The contradiction of using an unowned reference to resolve a strong reference cycle

Apple's documentation says

define a capture in a closure as an unowned reference when the closure and the instance it captures will always refer to each other, and will always be deallocated at the same time.

Now let me paraphrase that quote in my own words: "In order to use the unowned keyword in a capture list to resolve a strong reference cycle between a closure and a class instance, two conditions must be met. 1)the closure and the instance it captures will always refer to each other. 2)the closure and the instance it captures will always deallocate at the same time."

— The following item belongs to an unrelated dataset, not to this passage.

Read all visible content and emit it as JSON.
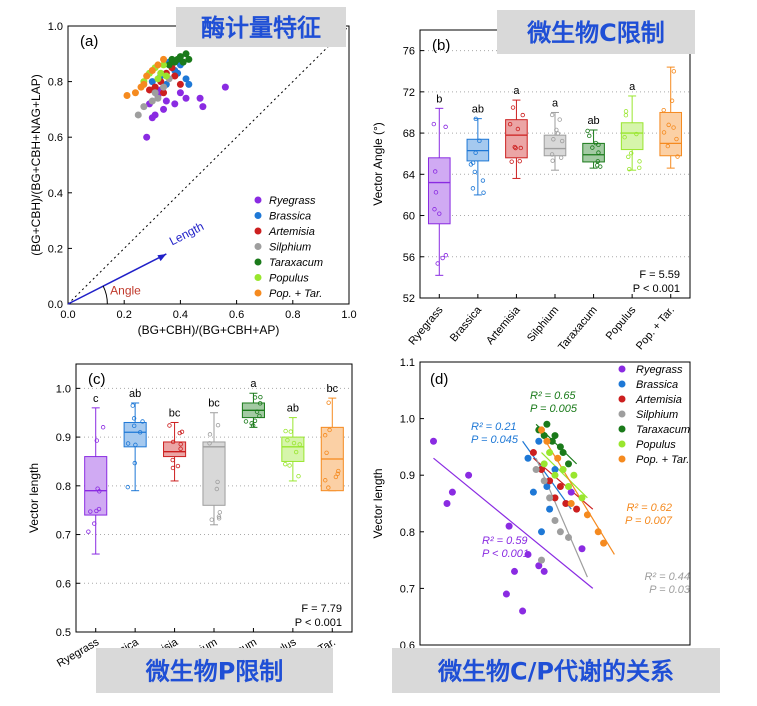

But this is actually self-contradictory because if the 2nd condition can be met, that is, if the closure and the instance it captures can deallocate at the same time, a strong reference cycle between the closure and the instance wouldn't even exist. By definition, if there's a strong reference cycle between a closure and an instance, neither the closure nor the instance can deallocate. So if the closure and the instance it captures can deallocate at the same time (or can deallocate at all), it means that there's no strong reference cycle between them. And therefore there's no need for a capture list to resolve a strong reference cycle. And that quote from Apple's documentation is basically saying, in order to resolve a strong reference cycle between a closure and an instance by using "unowned" in a capture list, one of the conditions that has to be met is that there's no strong reference cycle between the closure and the instance. That's like saying, there's a solution to a problem, and in order to use that solution to solve the problem, one of the things you have to make sure is that you don't have that problem that the solution is designed to solve. Which makes absolutely no sense.

My question is, how should I interpret and understand this seemingly self-contradictory quote by Apple? Am I misinterpreting the quote? or did Apple make a mistake when writing the documentation?

Sorry, I know my question sounds extremely confusing but I hope you can understand what I'm asking here. Thanks in advance.

Read it like this:

... and, now that the retain-cycle is broken, will always be deallocated at the same time.

The idea is, the closure MUST NOT outlive the object it captures unowned. Otherwise you would crash when executing the closure after the object it captured got deallocated.